Bild: Universum Film
Bild: Universum Film

Animals in Love (Regie: Laurent Charbonnier, Universum Film, 2008, 82 Minuten)

Verliebte Tiere – gibt es sowas überhaupt? Und ob! Vor allem farbenprächtige Vögel kommen hier zum Zuge, wie sie balzen, mit der Liebsten oder dem Liebsten schnäbeln, tanzen und offenbar pure Lebenslust empfinden. Aber auch einige unserer näheren Verwandten aus der Klasse der Säugetiere sind beim Spiel mit der Liebe zu bestaunen. Ganz unverkrampft und selbstverständlich wird im sparsam eingstreuten Kommentar von Liebe und Verführungskunst, von Streit und Versöhnung, von Unglücklichen und Verliebten gesprochen. Da gibt es Eitle, die sich vor dem Rendezvous hübsch machen, um sodann voller Zärtlichkeit mit der Geliebten zu flirten. Es wird geküsst, gestreichelt und geliebt – über längere Strecken kommen die Bilder ohne Kommentar aus, was eingefleischte Dokufans irritieren mag, aber wenn man sich darauf einlässt, ist es doch sehr entspannend, nicht mit Informationen überschüttet zu werden, sondern einfach nur zu betrachten, zu schauen und sich seinen Teil zu denken. Die teilweise recht abrupten Schnitte beeinträchtigen das Seh-Erlebnis allerdings ein bisschen. Hier wäre mehr Ruhe ein Gewinn gewesen. Alles in allem ist es aber ein Film, der denjenigen, die ihr Herz bereits geöffnet haben, zeigt: Wer die gleichen Gefühle haben kann wie ich, ist mir ähnlich. Einer der wenigen Sätze, die aus dem Off fallen, lautet: „Der größte Antrieb von allen ist die Liebe.“

Bild: Gerstenberg
Bild: Gerstenberg

Das Buch zum Film: Tierisch verliebt (Gerstenberg, Hildesheim 2008, 64 Seiten, antiquarisch)
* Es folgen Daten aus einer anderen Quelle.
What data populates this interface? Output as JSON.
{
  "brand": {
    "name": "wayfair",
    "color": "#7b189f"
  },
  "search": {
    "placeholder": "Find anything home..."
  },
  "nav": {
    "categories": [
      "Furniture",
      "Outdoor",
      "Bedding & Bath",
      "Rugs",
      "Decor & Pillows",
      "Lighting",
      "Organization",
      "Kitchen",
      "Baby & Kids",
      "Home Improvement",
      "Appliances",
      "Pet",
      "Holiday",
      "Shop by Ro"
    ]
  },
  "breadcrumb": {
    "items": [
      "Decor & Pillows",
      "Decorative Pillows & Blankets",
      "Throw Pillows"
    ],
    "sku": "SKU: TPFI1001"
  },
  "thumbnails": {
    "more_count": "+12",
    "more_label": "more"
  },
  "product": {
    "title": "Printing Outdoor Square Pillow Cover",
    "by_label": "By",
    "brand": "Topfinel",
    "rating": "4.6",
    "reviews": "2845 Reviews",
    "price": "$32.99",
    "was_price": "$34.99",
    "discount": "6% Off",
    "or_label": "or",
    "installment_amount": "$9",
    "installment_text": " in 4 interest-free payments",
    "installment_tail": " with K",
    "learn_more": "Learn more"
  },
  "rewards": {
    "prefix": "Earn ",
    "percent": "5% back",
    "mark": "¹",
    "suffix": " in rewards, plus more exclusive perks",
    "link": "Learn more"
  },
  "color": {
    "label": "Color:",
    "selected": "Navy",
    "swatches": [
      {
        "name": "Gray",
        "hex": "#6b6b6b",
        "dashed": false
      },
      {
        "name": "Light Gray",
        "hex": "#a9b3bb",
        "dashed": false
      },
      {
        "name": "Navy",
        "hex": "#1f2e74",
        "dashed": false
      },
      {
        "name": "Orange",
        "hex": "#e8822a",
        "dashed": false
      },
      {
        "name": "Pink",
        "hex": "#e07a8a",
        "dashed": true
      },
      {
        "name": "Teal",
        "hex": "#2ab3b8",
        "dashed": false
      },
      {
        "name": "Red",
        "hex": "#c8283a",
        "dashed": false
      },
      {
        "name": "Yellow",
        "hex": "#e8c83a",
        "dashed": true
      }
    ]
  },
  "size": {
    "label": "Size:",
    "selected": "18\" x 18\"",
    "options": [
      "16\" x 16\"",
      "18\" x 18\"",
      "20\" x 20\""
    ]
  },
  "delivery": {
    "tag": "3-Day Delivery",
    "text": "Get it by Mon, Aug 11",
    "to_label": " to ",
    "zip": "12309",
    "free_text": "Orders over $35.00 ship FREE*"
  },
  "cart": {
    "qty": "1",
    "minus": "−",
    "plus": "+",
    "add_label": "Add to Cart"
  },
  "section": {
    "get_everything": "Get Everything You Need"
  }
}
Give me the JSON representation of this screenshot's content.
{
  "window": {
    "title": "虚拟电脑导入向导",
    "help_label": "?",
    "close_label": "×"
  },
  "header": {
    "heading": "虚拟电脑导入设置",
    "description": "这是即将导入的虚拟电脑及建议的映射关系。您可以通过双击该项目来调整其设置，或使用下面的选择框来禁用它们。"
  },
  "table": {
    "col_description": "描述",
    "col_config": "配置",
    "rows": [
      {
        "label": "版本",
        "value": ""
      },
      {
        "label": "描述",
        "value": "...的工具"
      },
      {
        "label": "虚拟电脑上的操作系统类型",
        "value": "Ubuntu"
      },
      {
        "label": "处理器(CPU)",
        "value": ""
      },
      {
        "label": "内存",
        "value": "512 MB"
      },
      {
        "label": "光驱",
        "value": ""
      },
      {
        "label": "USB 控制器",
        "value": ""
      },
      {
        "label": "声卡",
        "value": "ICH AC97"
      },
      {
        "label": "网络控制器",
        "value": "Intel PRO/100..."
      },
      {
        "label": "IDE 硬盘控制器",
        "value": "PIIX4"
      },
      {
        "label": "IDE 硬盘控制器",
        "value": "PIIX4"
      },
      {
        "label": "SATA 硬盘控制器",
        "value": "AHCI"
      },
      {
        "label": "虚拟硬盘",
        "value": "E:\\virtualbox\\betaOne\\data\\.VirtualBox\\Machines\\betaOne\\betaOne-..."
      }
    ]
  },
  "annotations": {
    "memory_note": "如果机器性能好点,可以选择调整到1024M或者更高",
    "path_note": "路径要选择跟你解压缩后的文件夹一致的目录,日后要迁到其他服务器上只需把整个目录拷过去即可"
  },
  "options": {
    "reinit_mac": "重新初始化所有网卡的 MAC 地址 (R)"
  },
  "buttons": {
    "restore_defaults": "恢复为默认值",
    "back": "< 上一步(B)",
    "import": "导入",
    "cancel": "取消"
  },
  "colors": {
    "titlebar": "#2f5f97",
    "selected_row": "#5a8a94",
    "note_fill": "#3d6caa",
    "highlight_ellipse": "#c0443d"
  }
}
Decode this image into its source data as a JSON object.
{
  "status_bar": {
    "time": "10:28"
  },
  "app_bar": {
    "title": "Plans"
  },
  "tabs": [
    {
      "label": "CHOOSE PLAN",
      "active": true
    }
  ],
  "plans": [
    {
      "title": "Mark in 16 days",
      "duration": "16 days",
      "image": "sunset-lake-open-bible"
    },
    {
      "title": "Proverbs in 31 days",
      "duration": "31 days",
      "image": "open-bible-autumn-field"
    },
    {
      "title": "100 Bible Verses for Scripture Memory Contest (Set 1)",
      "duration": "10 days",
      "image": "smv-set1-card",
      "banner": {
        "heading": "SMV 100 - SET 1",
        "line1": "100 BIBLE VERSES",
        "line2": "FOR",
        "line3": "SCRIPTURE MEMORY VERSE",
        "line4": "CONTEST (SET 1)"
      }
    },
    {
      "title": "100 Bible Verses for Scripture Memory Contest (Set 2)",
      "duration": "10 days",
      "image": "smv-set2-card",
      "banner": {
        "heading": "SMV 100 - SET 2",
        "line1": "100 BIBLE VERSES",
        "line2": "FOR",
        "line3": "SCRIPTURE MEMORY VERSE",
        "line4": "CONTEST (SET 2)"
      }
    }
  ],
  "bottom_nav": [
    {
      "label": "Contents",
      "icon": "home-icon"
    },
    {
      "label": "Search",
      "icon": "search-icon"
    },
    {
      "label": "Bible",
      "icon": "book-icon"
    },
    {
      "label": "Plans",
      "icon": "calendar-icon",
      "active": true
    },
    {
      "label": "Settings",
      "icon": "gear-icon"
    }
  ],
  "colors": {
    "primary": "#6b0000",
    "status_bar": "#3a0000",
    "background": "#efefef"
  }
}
Wer mehr über die im Film vorkommenden Tiere erfahren möchte, kann im Onlineantiquariat stöbern, ob er noch ein Exemplar des Buchs zum Film ergattert. Darin finden sich, wunderschön bebildert, viele Informationen über die Liebe unter Löwen, Basstölpeln, Paradiesvögeln, Flamingos, Buckelwalen, Wimpelträgern, Hirschen, Grizzlybären, Libellen, Gottesanbeterinnen, Papageien, Zebras, Dorngrasmücken und vielen anderen. Von der Verliebtheit, dem Werben und Sich-Finden über Konkurrenzsituationen bis hin zum Liebesspiel und schließlich zum Familienzuwachs geht es munter quer durchs Tierreich.

Nebenbei erfährt man beim Durchblättern, warum Flamingos rosa sind, dass Buckelwale richtiggehend Hits komponieren und dass Stockentenbabys und ihre Mama miteinander sprechen, schon bevor die Kleinen aus dem Ei schlüpfen.